# Corn Wine



## Savana123 (Nov 15, 2010)

Here I have the recipe for you guys, as we had many different wine recipes like plum wine, peer wine, and many more. Apart from this my next go will be the Corn wine and I do have the recipe for this-

2 lbs cracked corn
1 lb chopped golden raisins
3 lbs granulated sugar
4 tsp acid blend
1 tsp yeast nutrient
1/2 tsp tannin
water to one gallon
1 crushed Campden tablet
Champagne or Sherry wine yeast

Rinse the corn well, Put chopped raisins and corn in a bowl and cover with enough water to cover the corn. Soak overnight. The next day, pour corn and raisins in a fine nylon straining bag, tie the bag closed, and put in primary. Pour the soaking water into primary, put remaining water on to boil with sugar in it. Stir well as water heats up until sugar is dissolved and water comes to a boil. Pour water into primary. Add the acid blend, yeast nutrient and tannin. Cover primary with a sheet of plastic held in place with a large rubber band or loop of elastic. When cooled to room temperature, add crushed Campden tablet, recover, and set aside for 24 hours. 

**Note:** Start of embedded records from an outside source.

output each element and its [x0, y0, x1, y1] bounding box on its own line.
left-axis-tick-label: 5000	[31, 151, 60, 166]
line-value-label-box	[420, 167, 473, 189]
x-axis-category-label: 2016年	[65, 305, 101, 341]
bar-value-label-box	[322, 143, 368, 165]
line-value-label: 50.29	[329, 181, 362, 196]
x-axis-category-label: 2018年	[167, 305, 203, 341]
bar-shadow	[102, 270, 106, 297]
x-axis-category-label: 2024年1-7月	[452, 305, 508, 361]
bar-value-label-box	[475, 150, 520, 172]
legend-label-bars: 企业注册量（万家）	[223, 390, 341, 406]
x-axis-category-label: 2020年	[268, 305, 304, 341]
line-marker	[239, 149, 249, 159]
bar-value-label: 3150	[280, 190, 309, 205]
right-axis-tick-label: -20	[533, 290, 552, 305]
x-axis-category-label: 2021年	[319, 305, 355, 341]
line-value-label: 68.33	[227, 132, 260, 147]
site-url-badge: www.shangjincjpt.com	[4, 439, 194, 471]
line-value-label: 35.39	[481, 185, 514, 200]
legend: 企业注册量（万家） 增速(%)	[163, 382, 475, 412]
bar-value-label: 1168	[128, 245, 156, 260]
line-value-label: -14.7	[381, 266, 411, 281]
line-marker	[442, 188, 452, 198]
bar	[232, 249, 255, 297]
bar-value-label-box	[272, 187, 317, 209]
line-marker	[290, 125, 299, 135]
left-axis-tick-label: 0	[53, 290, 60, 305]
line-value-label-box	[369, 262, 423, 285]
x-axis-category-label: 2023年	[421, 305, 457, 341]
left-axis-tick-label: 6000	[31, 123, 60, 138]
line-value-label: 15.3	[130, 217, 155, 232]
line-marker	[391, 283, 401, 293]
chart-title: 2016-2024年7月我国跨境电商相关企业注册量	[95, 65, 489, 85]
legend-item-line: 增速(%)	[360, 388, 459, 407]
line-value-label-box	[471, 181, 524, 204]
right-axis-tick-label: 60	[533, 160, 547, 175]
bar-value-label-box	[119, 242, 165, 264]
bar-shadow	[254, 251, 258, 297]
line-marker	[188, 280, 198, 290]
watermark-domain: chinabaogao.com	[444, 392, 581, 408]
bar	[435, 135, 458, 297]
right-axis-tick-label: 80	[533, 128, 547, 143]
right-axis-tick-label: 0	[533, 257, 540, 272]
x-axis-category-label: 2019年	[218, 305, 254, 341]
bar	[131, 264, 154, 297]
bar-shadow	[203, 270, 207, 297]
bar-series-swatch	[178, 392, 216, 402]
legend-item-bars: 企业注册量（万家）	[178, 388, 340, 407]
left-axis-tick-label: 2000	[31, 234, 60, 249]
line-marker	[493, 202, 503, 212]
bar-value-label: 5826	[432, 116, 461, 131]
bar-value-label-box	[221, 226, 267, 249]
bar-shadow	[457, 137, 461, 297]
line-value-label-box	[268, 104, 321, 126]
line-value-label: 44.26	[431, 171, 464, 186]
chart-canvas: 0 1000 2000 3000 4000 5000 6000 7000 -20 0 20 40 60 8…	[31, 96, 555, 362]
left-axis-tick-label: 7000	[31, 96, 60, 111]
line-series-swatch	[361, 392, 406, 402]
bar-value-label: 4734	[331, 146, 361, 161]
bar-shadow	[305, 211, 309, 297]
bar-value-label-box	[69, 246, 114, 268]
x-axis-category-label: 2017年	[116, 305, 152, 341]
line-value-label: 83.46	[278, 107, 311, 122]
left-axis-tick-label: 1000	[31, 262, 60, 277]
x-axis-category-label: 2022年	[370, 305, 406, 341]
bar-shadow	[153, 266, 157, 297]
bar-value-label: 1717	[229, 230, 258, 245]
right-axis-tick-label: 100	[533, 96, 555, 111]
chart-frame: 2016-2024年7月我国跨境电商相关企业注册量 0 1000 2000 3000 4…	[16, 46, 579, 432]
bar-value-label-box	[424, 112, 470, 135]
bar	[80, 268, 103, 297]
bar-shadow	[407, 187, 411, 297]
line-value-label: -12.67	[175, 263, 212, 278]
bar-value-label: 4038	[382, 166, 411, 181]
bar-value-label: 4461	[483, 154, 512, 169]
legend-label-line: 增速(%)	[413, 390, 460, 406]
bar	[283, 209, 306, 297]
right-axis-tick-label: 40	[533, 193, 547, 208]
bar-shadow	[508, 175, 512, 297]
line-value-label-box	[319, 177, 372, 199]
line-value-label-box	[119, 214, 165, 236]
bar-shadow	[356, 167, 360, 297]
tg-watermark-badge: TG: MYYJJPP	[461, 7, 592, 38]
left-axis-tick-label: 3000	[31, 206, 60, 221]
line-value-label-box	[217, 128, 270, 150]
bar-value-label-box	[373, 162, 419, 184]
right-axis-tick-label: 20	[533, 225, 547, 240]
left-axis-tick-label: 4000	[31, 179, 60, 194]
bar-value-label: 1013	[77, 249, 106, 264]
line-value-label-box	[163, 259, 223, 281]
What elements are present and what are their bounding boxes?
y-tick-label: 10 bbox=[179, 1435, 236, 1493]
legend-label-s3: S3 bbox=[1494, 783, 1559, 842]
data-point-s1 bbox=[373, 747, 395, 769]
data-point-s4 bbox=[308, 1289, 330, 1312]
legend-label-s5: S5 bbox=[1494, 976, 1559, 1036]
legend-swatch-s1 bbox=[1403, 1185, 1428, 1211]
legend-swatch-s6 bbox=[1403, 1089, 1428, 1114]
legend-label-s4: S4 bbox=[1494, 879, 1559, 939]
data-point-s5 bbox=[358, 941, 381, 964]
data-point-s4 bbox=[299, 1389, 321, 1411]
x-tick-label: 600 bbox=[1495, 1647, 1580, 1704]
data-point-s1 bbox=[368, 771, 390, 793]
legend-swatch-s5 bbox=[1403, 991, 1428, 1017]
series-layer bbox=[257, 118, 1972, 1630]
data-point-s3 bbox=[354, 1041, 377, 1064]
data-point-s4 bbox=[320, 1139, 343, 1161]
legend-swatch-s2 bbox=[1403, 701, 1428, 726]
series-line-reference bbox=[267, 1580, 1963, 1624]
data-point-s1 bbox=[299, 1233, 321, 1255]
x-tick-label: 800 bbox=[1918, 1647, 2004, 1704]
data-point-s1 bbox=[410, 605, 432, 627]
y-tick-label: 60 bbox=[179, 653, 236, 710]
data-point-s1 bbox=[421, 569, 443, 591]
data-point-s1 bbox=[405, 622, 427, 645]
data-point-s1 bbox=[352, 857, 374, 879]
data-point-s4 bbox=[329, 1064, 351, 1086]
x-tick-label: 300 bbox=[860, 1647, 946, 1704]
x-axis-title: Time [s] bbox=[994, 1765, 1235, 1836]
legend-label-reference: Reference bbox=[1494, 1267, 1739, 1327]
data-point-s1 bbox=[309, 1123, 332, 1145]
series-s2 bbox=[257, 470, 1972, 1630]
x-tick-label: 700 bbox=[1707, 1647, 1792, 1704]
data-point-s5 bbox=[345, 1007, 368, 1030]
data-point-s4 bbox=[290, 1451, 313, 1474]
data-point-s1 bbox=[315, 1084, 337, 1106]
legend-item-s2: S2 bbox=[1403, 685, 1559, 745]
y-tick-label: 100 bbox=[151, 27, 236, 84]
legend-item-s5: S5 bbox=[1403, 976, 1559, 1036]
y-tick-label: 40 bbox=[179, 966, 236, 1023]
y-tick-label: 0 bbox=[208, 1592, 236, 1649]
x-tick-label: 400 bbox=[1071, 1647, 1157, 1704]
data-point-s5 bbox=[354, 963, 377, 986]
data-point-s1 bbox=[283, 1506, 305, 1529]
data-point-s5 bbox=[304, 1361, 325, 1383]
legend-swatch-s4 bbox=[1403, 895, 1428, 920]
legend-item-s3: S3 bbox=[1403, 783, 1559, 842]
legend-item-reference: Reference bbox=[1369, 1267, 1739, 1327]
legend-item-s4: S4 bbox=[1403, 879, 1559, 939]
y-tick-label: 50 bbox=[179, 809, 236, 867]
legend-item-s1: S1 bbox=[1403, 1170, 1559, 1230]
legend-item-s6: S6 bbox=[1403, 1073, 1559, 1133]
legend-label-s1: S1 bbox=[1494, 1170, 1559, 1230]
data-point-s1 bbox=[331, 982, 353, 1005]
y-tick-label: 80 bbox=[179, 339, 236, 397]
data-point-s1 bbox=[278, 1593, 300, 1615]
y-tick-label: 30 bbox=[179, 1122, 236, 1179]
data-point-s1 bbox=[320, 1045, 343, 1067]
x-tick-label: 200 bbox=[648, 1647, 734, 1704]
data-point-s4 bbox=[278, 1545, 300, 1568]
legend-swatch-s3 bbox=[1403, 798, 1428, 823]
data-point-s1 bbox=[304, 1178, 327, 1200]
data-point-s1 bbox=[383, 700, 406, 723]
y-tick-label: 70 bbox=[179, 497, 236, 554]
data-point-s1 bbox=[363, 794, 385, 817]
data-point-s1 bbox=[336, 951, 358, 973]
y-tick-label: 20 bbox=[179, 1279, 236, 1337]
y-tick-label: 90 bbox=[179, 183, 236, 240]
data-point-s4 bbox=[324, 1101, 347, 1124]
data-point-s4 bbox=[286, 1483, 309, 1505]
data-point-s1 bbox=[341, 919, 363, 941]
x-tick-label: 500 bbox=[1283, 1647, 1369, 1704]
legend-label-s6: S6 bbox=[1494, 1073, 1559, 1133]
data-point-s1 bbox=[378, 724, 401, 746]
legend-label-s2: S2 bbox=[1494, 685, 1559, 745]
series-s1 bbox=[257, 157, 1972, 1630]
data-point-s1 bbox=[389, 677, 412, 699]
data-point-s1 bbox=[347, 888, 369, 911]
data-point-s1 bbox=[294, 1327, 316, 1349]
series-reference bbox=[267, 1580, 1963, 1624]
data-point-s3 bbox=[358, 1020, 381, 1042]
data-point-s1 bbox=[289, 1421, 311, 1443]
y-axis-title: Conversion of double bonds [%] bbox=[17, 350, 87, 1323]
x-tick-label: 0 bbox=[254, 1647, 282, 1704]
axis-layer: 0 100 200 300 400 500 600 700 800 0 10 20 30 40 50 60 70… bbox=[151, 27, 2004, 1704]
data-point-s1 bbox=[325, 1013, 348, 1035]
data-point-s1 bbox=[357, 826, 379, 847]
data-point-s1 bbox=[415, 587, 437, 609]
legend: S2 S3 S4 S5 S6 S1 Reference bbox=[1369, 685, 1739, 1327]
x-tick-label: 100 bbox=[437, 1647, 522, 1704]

Stir daily for two weeks. Remove bag of corn/raisins and allow to drip drain (do not squeeze). Discard corn/raisins, recover primary and allow liquor to settle overnight. Corn wine is ready!! now it needs proper care to get mature.


----------



## Tom (Nov 15, 2010)

Have you made this before? If so, what does it taste like


----------



## corntassel (Nov 15, 2010)

I have always used fresh sweet corn when in season and no raisons. Your recipt looks fine though. This wine needs to be no more than 12% abv. It also needs to age for no less than 1 year it gets better with age. I have some that is 3 years old and is verry good. One thing I have found is that before you serve it decanter it for about 30 minutes so it can breathe. This for some reason brings out the flavor. I don't know why but it has worked on every bottel I have I have drank.


----------



## Duster (Nov 15, 2010)

Every time I hear the mention of corn wine I can"t help but to think of ever clear, AWow, that brings back some memories, or should I say the lack of . 
Any more I can not even think of handling the stuff. Hopefully my predetermined thoughts of corn wine are wrong.


----------



## fowlmood77 (Nov 15, 2010)

I made some earlier this year with fresh corn, but it doesn't seem to be doing so well. It smells funky and doesn't want to even start clearing. It is white and the sediment it throwed at last racking was black. Hope yours goes better.


----------



## Minnesotamaker (Nov 16, 2010)

Just for clarification, since this forum is frequented by all peoples of the world, "CORN" means different things in different countries. 

If you're talking about this stuff:




, then I call it MAIZE, which is more specific globally for this crop.

I guess this holds true for whoever wrote that recipe as well; what did they really mean?
See: Wiki on Corn

I've made maize wine before using the recipe in "First Steps In Home Winemaking". While different, it actually turned out quite nice for being a strong wine. 

Here's a pic:


----------



## Savana123 (Nov 16, 2010)

Tom said:


> Have you made this before? If so, what does it taste like



Well, its taste depend on for how long it will be kept like for Dry wine rack in three weeks, and every three months for one year and for Sweet wine, rack it three weeks and then adding 1/2 cup corn syrup dissolved in 1 cup wine. Stir gently, and place back into secondary fermentor. Repeat process every six weeks until fermentation does not restart with the addition of syrup. Rack every three months until one year old. Bottle. I mean this whole is done to get both the tastes.


----------